(財)日本ユニセフ協会  







アグネス大使 モルドバ視察

親愛なるユニセフ支援者のみなさま

 平素よりユニセフ(国際連合児童基金)の活動にご理解とあたたかいご支援を賜り、心からお礼を申し上げます。

 このたびは、親を失った悲しみのうえに、孤独、苦境、絶望、そして空腹に耐えている何千万人もの子どもたちがいる、ということをみなさまにお伝えしたく、筆をとらせていただきました。

 スザナは、アフリカ南部の国マラウィの14歳の女の子です。みなさまのまわりにも14歳の女の子がいらっしゃるかと思います。スザナもどこの国にもいるような明るい笑顔の元気な女の子でした。しかし、両親がエイズで亡くなったときから、スザナの世界は一変しました。

 スザナは、14歳で一家の長になったのです。
 両親が亡くなって一家の収入は絶たれ、スザナは2人の幼い妹の面倒をみなければならなくなりました。エイズで親を亡くした子どもを引き取ってくれる人は村にだれもいません。

 村はずれのほこりっぽい道をしばらく歩くと、まばらな草地の向こうに壊れかけた小屋が見えてきます。そこがスザナと幼い妹たちが暮らしている家です。水は片道3キロの道のりを1日3回往復して運んできます。いま、スザナのいちばんの心配ごとは妹たちに食べさせる食事のことです。

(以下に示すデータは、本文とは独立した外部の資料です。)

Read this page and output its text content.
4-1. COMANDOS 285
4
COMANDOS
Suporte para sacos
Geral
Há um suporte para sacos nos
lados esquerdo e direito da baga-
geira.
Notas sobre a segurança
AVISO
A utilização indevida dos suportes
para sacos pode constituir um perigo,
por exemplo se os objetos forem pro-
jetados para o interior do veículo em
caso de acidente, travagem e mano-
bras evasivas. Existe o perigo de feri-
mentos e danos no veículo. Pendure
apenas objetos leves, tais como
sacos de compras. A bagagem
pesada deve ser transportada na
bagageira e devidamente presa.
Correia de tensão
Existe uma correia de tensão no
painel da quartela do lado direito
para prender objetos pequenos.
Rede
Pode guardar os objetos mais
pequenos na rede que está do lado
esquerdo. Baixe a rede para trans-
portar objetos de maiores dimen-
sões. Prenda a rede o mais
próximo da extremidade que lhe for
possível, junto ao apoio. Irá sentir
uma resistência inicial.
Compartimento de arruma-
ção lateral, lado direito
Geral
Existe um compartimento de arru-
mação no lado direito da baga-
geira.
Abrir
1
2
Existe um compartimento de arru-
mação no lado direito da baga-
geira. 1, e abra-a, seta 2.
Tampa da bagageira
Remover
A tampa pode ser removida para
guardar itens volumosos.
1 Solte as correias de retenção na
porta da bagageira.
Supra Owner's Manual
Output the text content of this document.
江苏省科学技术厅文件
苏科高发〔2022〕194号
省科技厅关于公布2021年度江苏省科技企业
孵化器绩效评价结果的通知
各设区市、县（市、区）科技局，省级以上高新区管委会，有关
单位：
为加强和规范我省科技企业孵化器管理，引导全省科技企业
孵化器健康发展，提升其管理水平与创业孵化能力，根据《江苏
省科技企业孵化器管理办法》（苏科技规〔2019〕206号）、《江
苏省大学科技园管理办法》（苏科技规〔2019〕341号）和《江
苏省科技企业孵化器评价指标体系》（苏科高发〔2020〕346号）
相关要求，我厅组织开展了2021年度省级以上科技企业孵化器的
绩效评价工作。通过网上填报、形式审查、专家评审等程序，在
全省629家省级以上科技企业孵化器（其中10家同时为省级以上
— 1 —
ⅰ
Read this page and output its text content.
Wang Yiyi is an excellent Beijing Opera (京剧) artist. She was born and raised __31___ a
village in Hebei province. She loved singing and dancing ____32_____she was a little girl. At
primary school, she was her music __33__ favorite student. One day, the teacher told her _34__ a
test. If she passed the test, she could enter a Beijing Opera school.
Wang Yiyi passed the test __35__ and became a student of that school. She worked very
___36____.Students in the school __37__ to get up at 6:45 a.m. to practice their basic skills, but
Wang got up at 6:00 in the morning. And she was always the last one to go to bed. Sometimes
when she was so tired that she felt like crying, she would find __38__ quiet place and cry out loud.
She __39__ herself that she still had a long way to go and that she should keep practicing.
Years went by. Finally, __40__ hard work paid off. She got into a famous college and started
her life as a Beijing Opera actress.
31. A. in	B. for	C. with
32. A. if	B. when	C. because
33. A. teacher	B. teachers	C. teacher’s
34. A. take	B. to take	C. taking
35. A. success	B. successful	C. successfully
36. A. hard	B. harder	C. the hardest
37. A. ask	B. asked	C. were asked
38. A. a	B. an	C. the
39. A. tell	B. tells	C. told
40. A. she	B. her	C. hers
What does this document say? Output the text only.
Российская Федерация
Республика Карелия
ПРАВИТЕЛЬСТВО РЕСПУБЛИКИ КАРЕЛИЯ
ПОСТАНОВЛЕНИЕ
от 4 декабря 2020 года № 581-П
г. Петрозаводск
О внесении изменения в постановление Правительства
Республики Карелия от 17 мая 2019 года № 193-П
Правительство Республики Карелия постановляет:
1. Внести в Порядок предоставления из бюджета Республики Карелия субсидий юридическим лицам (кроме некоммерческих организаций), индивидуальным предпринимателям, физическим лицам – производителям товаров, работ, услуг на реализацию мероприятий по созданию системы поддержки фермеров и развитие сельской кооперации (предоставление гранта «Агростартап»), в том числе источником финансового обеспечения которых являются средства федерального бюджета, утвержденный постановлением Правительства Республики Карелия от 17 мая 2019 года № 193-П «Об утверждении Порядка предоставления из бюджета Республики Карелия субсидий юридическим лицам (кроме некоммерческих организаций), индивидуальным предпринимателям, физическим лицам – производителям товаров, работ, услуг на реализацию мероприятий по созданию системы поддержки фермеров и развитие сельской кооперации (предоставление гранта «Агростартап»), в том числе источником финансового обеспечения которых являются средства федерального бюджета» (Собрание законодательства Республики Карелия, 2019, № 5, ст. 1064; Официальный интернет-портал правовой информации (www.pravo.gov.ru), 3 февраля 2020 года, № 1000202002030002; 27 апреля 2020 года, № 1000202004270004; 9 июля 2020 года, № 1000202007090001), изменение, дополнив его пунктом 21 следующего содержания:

「食べ物がなくなると、村に行ってなにかさせてくださいって頼みます。どこにも仕事がなかったから、となり村にまで行ってまた聞いてまわります。村から村をまわるんです。それでも仕事がなかったら、家に帰ってきて…その日はなにも食べずに3人でじっと座っているの」

 子どもだけで生きている「エイズ孤児」のほとんどは満足に食事をとることができません。栄養不良のために病気になってしまう子どもも大勢います。しかし、病気になっても看病してくれる親もなく、お金がないために医者に診てもらうこともできません。食べ物を手に入れるために身体をお金に換えるしか方法がない子どももいるのです。

 スザナは仕事をもらえた日には夕方帰ってから、夕飯のために小麦粉をねっただけの糊のようなおかゆをつくります。

 3人は土間に座り、「どうか、毎日たべものを与えてください」とお祈りをしたあと、ひとくち、ひとくちずつ味わいながら、ゆっくりと食べるのです。食事がすぐに終わってしまわないように…

 子どもにとっては親を亡くすということだけでも大変な悲劇です。そのうえに、社会のHIV/エイズに対する偏見と冷たい言葉や態度が孤児たちに重くのしかかります。だれからの支えもなく、学校にも行けず、生きるために想像を絶する苦難を強いられているのです。

現在、アフリカ、アジア、南米など世界には1400万人の「エイズ孤児」がいます。そして、あと6年もしないうちに2倍近い2500万人が「エイズ孤児」になろうとしているのです。今、この問題を放棄すれば、確実にこの数年以内に、さらに何千万人もの子どもたちが悲しみと絶望と空腹のまま放っておかれることになります。

 ユニセフは「エイズ孤児」のために、子どもの世話をする親戚や養護施設への援助、学校に通えるようにするための支援、孤児となった乳幼児やHIVに感染した赤ちゃんのケアセンターの設立、また、若者に対するエイズ予防教育、偏見や差別をなくすための取り組みなど、広範囲な活動を行っています。
 HIV/エイズは、もう、おとなや限られた人たちだけの問題ではありません。支援を必要としている多くの孤児たちのために、どうかお力をお貸しいただけないでしょうか。エイズで親を失った子どもが笑顔を取り戻し、希望を持って生きていけるように、みなさまのご支援を心からお願い申し上げます。

ユニセフ事務局長 キャロル・ベラミー

 追伸:ボツワナの男の子セメロは9歳です。エイズで両親を亡くしました。一人で弟の面倒をみています。でも悲しいときに抱きしめてくれるおとなはまわりにだれもいません。どうか、親をエイズで失った子どもたちに、あたたかい愛の手を差し伸べていただけないでしょうか。